Nine Failed Uprisings That Changed History

The Boxer Rebellion

[Note from Mark: as I'm stressed out with other film-related duties, my friend Thomas Lakeman returns with another list guaranteed to expand your historical consciousness.] History loves winners, and whenever we talk about big turning points it's easier to point to the revolutions that actually took off - American, French, Russian, Industrial... but what about the ones that never got off the drawing board? As it happens, quite a few upstarts seemed to have made an even bigger splash by losing - and no, we're not talking about the infamous "dotcom bubble" of 1999-2000. Here, then, is a humble list of history's more important fumbles:

  1. The Assassination of Julius Caesar. In 44 BC, a group of Roman patricians decided that the victorious general was about to crown himself dictator and promptly dispatched him. After that, nothing went right for the conspirators: the rebel armies of Brutus and Cassius were routed by Marc Antony at the battle of Philippi - paving the way for the ascension of Octavian (later Augustus Caesar) and the 500-year Roman Empire.
  2. Masada. In AD 73 this mountain stronghold became Israel's Alamo - a noble last stand of 1,000 zealots who chose suicide rather than submit to Roman power. Its fall ended the 1,900-year-old kingdom of Israel; and that, thought the Roman legions, was that. Yet over the centuries to come, Masada became an enduring symbol of Jewish nationalism, culminating in the 1948 establishment of the modern state of Israel... and modern Middle East tensions.
  3. Wat Tyler's Rebellion. In 1348 the Black Death killed nearly half of England's working population, raising the price of labor; the ruling classes responded by taxing the stuffing out of the serfs. Finally, a farmer named Wat Tyler decided he'd had enough: after killing a local tax collector, he left a 100,000-strong peasant army to invade London. Though cruelly tricked and executed by King Richard II, Tyler inspired future rebels who ultimately led England towards a constitutional government.
  4. Shays's Rebellion. The fledgling American republic got its first test of fire in 1787 when Daniel Shays, a Revolutionary war veteran, led a group of farmers in an armed protest against the government's arbitrary taxation and worthless currency. 1,100 of Shays's men were brutally gunned down by Massachusetts militia.

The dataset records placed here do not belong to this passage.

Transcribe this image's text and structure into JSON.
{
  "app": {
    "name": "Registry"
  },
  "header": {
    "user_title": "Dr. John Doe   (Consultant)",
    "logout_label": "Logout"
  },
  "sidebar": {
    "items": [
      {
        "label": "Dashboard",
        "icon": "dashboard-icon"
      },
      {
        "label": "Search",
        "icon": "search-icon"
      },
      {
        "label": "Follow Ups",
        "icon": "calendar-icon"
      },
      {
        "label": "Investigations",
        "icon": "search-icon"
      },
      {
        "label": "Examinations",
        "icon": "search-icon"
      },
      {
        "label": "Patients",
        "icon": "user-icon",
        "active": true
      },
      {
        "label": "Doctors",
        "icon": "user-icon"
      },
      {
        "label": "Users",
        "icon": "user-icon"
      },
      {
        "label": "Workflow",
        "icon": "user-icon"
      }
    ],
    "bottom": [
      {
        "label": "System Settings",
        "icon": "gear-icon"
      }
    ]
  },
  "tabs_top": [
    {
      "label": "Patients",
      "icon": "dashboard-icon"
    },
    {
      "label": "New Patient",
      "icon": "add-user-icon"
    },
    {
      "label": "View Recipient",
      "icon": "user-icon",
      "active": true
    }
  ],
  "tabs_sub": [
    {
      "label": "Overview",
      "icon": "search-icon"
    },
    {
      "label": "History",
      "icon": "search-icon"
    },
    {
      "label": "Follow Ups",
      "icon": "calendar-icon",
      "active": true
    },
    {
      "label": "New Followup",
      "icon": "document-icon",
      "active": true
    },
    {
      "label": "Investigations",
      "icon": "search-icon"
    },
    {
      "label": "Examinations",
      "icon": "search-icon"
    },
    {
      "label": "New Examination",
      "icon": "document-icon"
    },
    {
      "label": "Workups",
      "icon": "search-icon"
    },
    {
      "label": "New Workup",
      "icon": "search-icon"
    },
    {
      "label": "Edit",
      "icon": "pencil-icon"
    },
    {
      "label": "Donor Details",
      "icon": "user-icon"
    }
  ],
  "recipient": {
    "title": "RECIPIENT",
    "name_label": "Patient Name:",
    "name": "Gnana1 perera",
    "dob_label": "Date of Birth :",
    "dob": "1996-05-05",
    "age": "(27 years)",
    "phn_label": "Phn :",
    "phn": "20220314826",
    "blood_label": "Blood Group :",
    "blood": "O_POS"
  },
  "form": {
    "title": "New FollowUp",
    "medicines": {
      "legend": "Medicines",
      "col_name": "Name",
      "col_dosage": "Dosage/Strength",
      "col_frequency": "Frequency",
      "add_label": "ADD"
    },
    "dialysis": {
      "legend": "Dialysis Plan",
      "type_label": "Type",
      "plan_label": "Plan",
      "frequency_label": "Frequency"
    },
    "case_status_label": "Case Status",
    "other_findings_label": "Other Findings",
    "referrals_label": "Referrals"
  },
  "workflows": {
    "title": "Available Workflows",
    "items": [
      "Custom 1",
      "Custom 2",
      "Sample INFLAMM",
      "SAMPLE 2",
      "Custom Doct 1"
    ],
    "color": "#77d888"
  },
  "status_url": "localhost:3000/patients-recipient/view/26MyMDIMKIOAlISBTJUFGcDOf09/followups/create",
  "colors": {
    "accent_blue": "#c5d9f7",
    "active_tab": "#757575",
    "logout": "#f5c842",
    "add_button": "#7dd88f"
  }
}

Public outrage forced the Continental Congress to admit something wasn't working; that same year, they dumped the flawed Articles of Confederation in favor of our current U.S. Constitution.
  5. The Revolutions of 1848. The French and Industrial revolutions brought vast new freedom and power to Europe's rising middle classes - power that the crowned heads of Europe were loath to concede. In 1848 matters came to a head in a firestorm of revolutions in nearly every part of Europe. Suffice to say the bourgeoisie lost. For the ruling classes, however, it was a Pyrrhic victory. Nationalism and industrial might became the new watchwords for Europe, leading to the socialist revolutions (not to mention two world wars) of the 20th Century.
  6. John Brown's raid in Harper's Ferry. Slavery had been America's proverbial hot-button issue for half a century when John Brown launched his abortive slave rebellion in 1859. Before that, compromise still seemed a viable course. Afterward, Brown's capture and execution sent a deeply divided nation spiraling into Civil War: a course that ultimately brought an end to legalized slavery in America.
  7. The Boxer Rebellion. Okay, so they weren't really boxers; they were the "Righteous Society of Harmonious Fists." The point is that, by 1900, they decided they'd had it with foreign missionaries and other European busybodies. Their attempts to clear China of all foreign influence led to a brutal crackdown by the decadent Qing dynasty and colonial armies from Europe and Japan. The failed rebellion forced China to look outside its own borders - setting the stage for its emergence as a world power today.
  8. The Beer Hall Putsch. In 1924 the leader of a little-known group of Bavarian wackos called the NSDAP - that's "Nazis" for short - tried to seize power by kidnapping the entire Munich government. Adolf Hitler fired the first shot in a local beer hall... then turned tail and ran like a coward when pitted against superior loyalist forces. Hitler managed to turn his trial into a soapbox for his twisted beliefs, bringing national prominence - and new supporters - to the Nazi movement.
  9. Watergate. The motley group known as the Plumbers really weren't looking for much: just the ability to blackmail, arrest, or hound anybody who tried to get in President Nixon's way. Security guard Frank Wills became the unsung hero of America's greatest constitutional crisis when he arrested five of them during an attempt to bug the Democratic party headquarters in 1972. The short-term result: the first-ever resignation of a U.S. president. The long-term result: the irreversible knowledge that somebody has to watch the watchmen.